Olivier MAGNY - Dessine-moi un parisien

27 Décembre 2010, 14:09pm

Publié par zazy

Dessine-moi un Parisien

DESSINE-MOI UN PARISIEN

Olivier MLAGNY

Edition brochée 10/18

 

Reçu avec plaisir, grâce au partenariat – 10-18.jpg et notre forum artage-lecture.png

 

4ème de couverture :

 

Parisien ? Une insulte pour certains, un graal pour d'autres. Qu'il soit origine ou destination, Paris, c'est sûr, façonne ses habitants.
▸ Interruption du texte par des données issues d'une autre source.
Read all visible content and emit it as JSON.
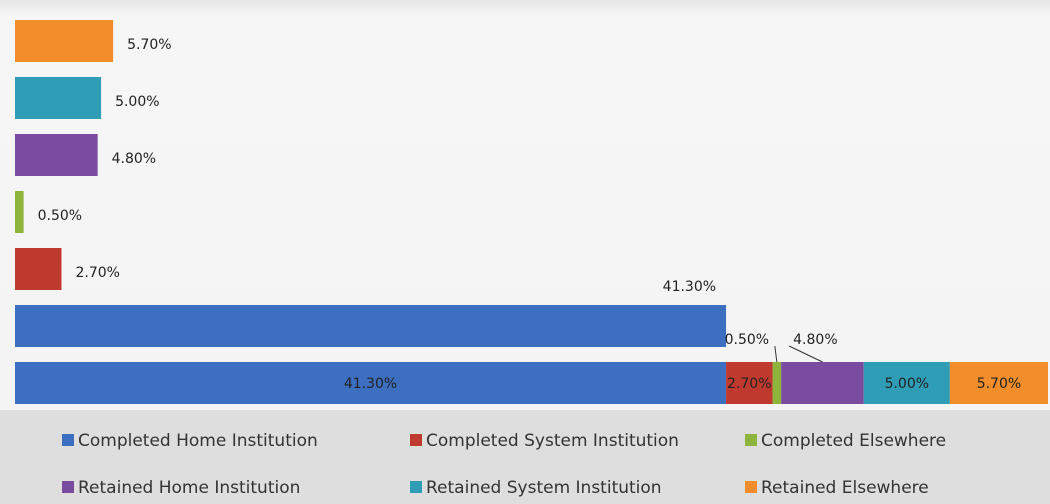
{
  "chart_data": {
    "type": "bar",
    "series": [
      {
        "name": "Completed Home Institution",
        "color": "#3d6fc0",
        "values": [
          41.3
        ],
        "value_labels": [
          "41.30%"
        ]
      },
      {
        "name": "Completed System Institution",
        "color": "#c0392f",
        "values": [
          2.7
        ],
        "value_labels": [
          "2.70%"
        ]
      },
      {
        "name": "Completed Elsewhere",
        "color": "#8fb43c",
        "values": [
          0.5
        ],
        "value_labels": [
          "0.50%"
        ]
      },
      {
        "name": "Retained Home Institution",
        "color": "#7a4c9f",
        "values": [
          4.8
        ],
        "value_labels": [
          "4.80%"
        ]
      },
      {
        "name": "Retained System Institution",
        "color": "#2f9db5",
        "values": [
          5.0
        ],
        "value_labels": [
          "5.00%"
        ]
      },
      {
        "name": "Retained Elsewhere",
        "color": "#f28d2c",
        "values": [
          5.7
        ],
        "value_labels": [
          "5.70%"
        ]
      }
    ],
    "stacked_total_bar": true,
    "legend": "bottom"
  }
}
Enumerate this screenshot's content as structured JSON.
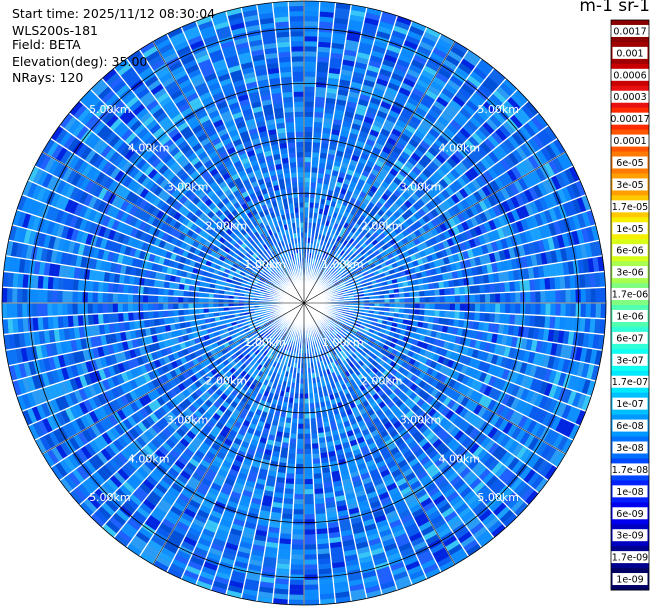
{
  "info": {
    "start_time": "Start time: 2025/11/12 08:30:04",
    "instrument": "WLS200s-181",
    "field": "Field: BETA",
    "elevation": "Elevation(deg): 35.00",
    "nrays": "NRays: 120"
  },
  "colorbar": {
    "title": "m-1 sr-1",
    "ticks": [
      "0.0017",
      "0.001",
      "0.0006",
      "0.0003",
      "0.00017",
      "0.0001",
      "6e-05",
      "3e-05",
      "1.7e-05",
      "1e-05",
      "6e-06",
      "3e-06",
      "1.7e-06",
      "1e-06",
      "6e-07",
      "3e-07",
      "1.7e-07",
      "1e-07",
      "6e-08",
      "3e-08",
      "1.7e-08",
      "1e-08",
      "6e-09",
      "3e-09",
      "1.7e-09",
      "1e-09"
    ],
    "colors": [
      "#8b0000",
      "#a00000",
      "#c80000",
      "#e81010",
      "#ff2a00",
      "#ff5500",
      "#ff7a00",
      "#ffa000",
      "#ffc800",
      "#f6f000",
      "#d8ff1a",
      "#a8ff50",
      "#80ff80",
      "#50ffb0",
      "#30ffd8",
      "#10fff0",
      "#00e8ff",
      "#00c0ff",
      "#0098ff",
      "#0070ff",
      "#0048ff",
      "#0020ff",
      "#0000ee",
      "#0000c0",
      "#00008e",
      "#000066"
    ]
  },
  "chart_data": {
    "type": "heatmap",
    "projection": "polar (plan position indicator)",
    "field": "BETA",
    "elevation_deg": 35.0,
    "n_rays": 120,
    "range_rings_km": [
      1,
      2,
      3,
      4,
      5
    ],
    "ring_labels": [
      "1.00km",
      "2.00km",
      "3.00km",
      "4.00km",
      "5.00km"
    ],
    "max_range_km": 5.5,
    "color_scale": "log",
    "value_range": [
      1e-09,
      0.0017
    ],
    "dominant_value_range": [
      6e-09,
      6e-08
    ]
  }
}
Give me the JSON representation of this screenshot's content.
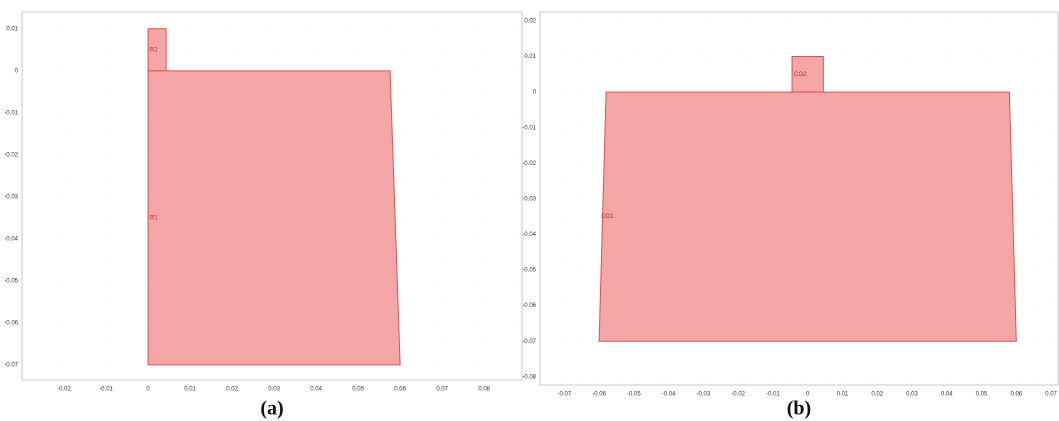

Olivier Magny propose ici une plongée dans le monde étrange des Parisiens et nous donne enfin de bonnes raisons de les aimer ou de les détester. Au programme : mauvais esprit et autodérision portés par un auteur 100 % Parisien. Alors...

 

Quelques mots sur l’auteur (pages intérieures du livre) :

 

Olivier Magny a un parcours original. A 24 ans, il créé « Ô château » sa société de dégustation de vins en ligne. Depuis, c’est plus de 30 000 personnes du monde entier qu’il a personnellement formées au fin français. Pur Parisien, il a vécu en Californie, est diplômé de l’ESSEC, intervient à l’Hôtel de Crillon et à Science-Po. Depuis quelques mois, on trouve le plus souvent Olivier dans son bar à vins, 68, rue Jean-Jacques-Rousseau à Paris.

 

Ce livre est issu de son blog écrit en anglais: Stuff Parisians Like. Suivi rapidement par des milliers de lecteurs, complices de ces gentilles mises en boîte des Parisiens par un Parisien. Il qui devient rapidement SPL –Le petit blog grandit. Un beau jour 10/18 propose à Olivier de publier ce blog.

 

Mon avis :

 

Petit livre que l’on tient bien en mains, pratique pour lire…… dans les transports parisiens !!!!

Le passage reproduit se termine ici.